E quando la spettatrice si sente chiamata in causa, il film le permette di credere alla versione di Marcielle, e reagendo attivamente alla visione del film scopre di riconoscere il proprio trauma in quello della protagonista e così facendo si dà il permesso di validarlo.
Ci sentiamo tutte al sicuro dietro la macchina da presa di una donna, ci sentiamo tutte “manas”, sorelle, che non hanno bisogno di vedere per ricordare, e davanti ai nostri occhi la narrazione esplode nel fuori campo che diventa fuori-vista della vita vera.
Non è un tabù, non è la scelta di non mostrare per pudore, visione che è anch’essa patriarcale quanto quella di esibire la violenza.
La forza sta nel silenzio e nel permesso che ci viene dato di distogliere lo sguardo.
Nel Q&A dopo la proiezione, Marianna Brennand Fortes dirà che aveva iniziato con l’idea di lavorare a un documentario, ma si è resa conto che l’esposizione a cui avrebbe portato le protagoniste, sia emotivamente sia nella concretezza del quotidiano, andava contro la volontà di sensibilizzare senza portare altro dolore e rischiava di mettere in pericolo la loro incolumità.
Così ha travestito le storie vere da fiction e le donne da attrici, ha scelto la strada dell’empatia senza esibizionismo, costruendo un film di finzione che non dice, non mostra, ma fa sentire.
L’autrice ci protegge tutte: la mamma, la figlia, l’attrice, la spettatrice.

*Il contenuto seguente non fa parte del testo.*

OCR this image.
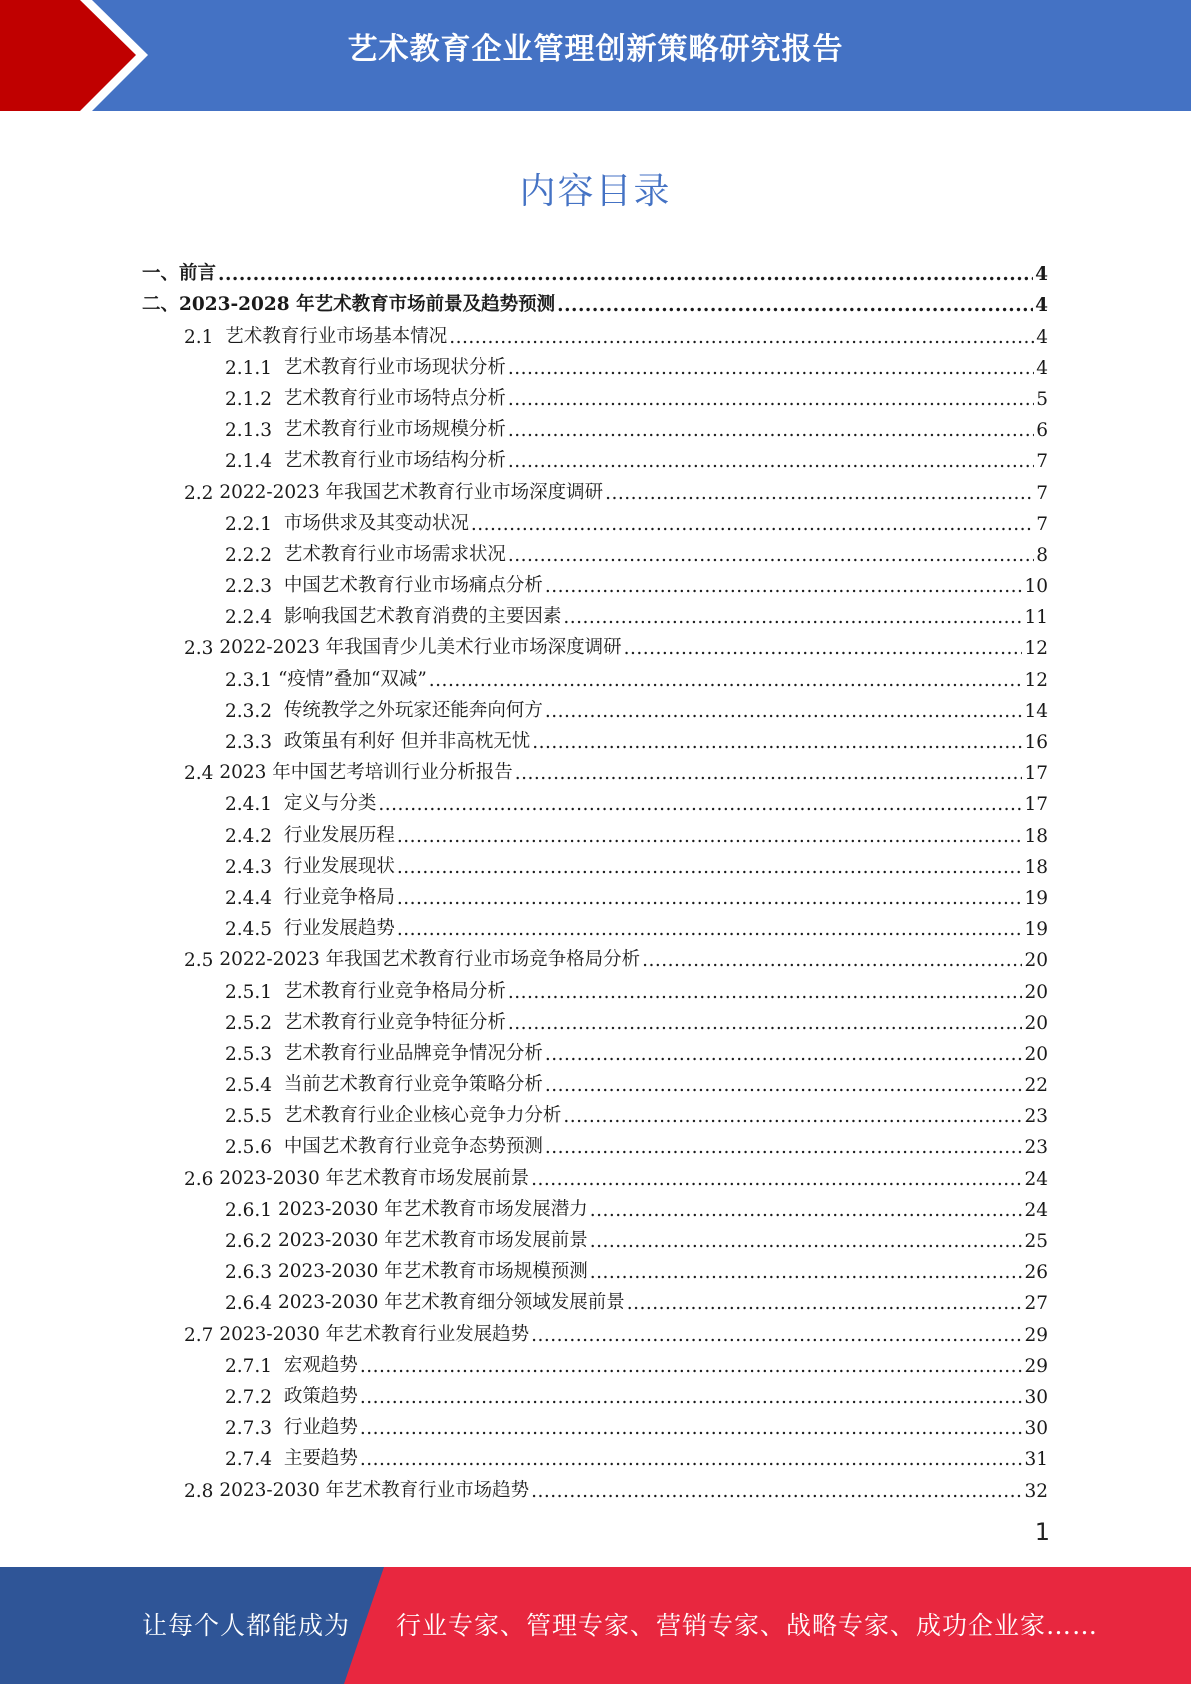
艺术教育企业管理创新策略研究报告
内容目录
一、 前言 .....	4
二、 2023-2028 年艺术教育市场前景及趋势预测 .....	4
2.1 艺术教育行业市场基本情况 .....	4
2.1.1 艺术教育行业市场现状分析 .....	4
2.1.2 艺术教育行业市场特点分析 .....	5
2.1.3 艺术教育行业市场规模分析 .....	6
2.1.4 艺术教育行业市场结构分析 .....	7
2.2 2022-2023 年我国艺术教育行业市场深度调研 .....	7
2.2.1 市场供求及其变动状况 .....	7
2.2.2 艺术教育行业市场需求状况 .....	8
2.2.3 中国艺术教育行业市场痛点分析 .....	10
2.2.4 影响我国艺术教育消费的主要因素 .....	11
2.3 2022-2023 年我国青少儿美术行业市场深度调研 .....	12
2.3.1 “疫情”叠加“双减” .....	12
2.3.2 传统教学之外玩家还能奔向何方 .....	14
2.3.3 政策虽有利好 但并非高枕无忧 .....	16
2.4 2023 年中国艺考培训行业分析报告 .....	17
2.4.1 定义与分类 .....	17
2.4.2 行业发展历程 .....	18
2.4.3 行业发展现状 .....	18
2.4.4 行业竞争格局 .....	19
2.4.5 行业发展趋势 .....	19
2.5 2022-2023 年我国艺术教育行业市场竞争格局分析 .....	20
2.5.1 艺术教育行业竞争格局分析 .....	20
2.5.2 艺术教育行业竞争特征分析 .....	20
2.5.3 艺术教育行业品牌竞争情况分析 .....	20
2.5.4 当前艺术教育行业竞争策略分析 .....	22
2.5.5 艺术教育行业企业核心竞争力分析 .....	23
2.5.6 中国艺术教育行业竞争态势预测 .....	23
2.6 2023-2030 年艺术教育市场发展前景 .....	24
2.6.1 2023-2030 年艺术教育市场发展潜力 .....	24
2.6.2 2023-2030 年艺术教育市场发展前景 .....	25
2.6.3 2023-2030 年艺术教育市场规模预测 .....	26
2.6.4 2023-2030 年艺术教育细分领域发展前景 .....	27
2.7 2023-2030 年艺术教育行业发展趋势 .....	29
2.7.1 宏观趋势 .....	29
2.7.2 政策趋势 .....	30
2.7.3 行业趋势 .....	30
2.7.4 主要趋势 .....	31
2.8 2023-2030 年艺术教育行业市场趋势 .....	32
1
让每个人都能成为 行业专家、管理专家、营销专家、战略专家、成功企业家……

Ci preserva, preferendo il nostro benessere alla comprensione dello spettatore maschio, che tutte noi spesso vogliamo con forza, che veda con i propri occhi, per capire ciò che abbiamo vissuto noi, perché solo in quel modo smetterà di agire nella violenza.
Abbiamo bisogno di cambiare sguardo e Brennand Fortes ci invita a lasciare da parte l’uomo, messo al primo posto perfino dalla nostra volontà di spiegare.
Scegliendo di parlare a quelle donne che, allenate a non guardare, perdono la capacità di vedere.
Ci restituisce ciò che solitamente non viene permesso in un film che racconta un abuso sessuale: la possibilità di non subire due volte, di non alimentare la vividezza straripante di certi ricordi ogni volta che vengono sfiorati con il pensiero. Un permesso misericordioso e fuori dagli schemi, che esplode di dolcezza nelle immagini mai forzate, delicate quanto intuibili, come può intuirle una bambina che percepisce le cose pur non avendo ancora l’età per capirle razionalmente.
Colpisce e abbraccia il pubblico di un’affollatissima e improvvisamente calda Sala Perla, composto di quasi tutte donne che, nessuna esclusa, applaudono in lacrime nei dieci minuti di standing ovation che accolgono la fine della proiezione.
Manas è una storia che scavalca i limiti della non fiction e approda nell’infinita terra delle possibilità riservata alla finzione, dove c’è una zona verde intenso, che assomiglia all’Amazzonia, la zona del reale che sfiora il non-reale, dove la finzione prende lezioni dal documentario e impara a proteggere quando la verità fa troppo male.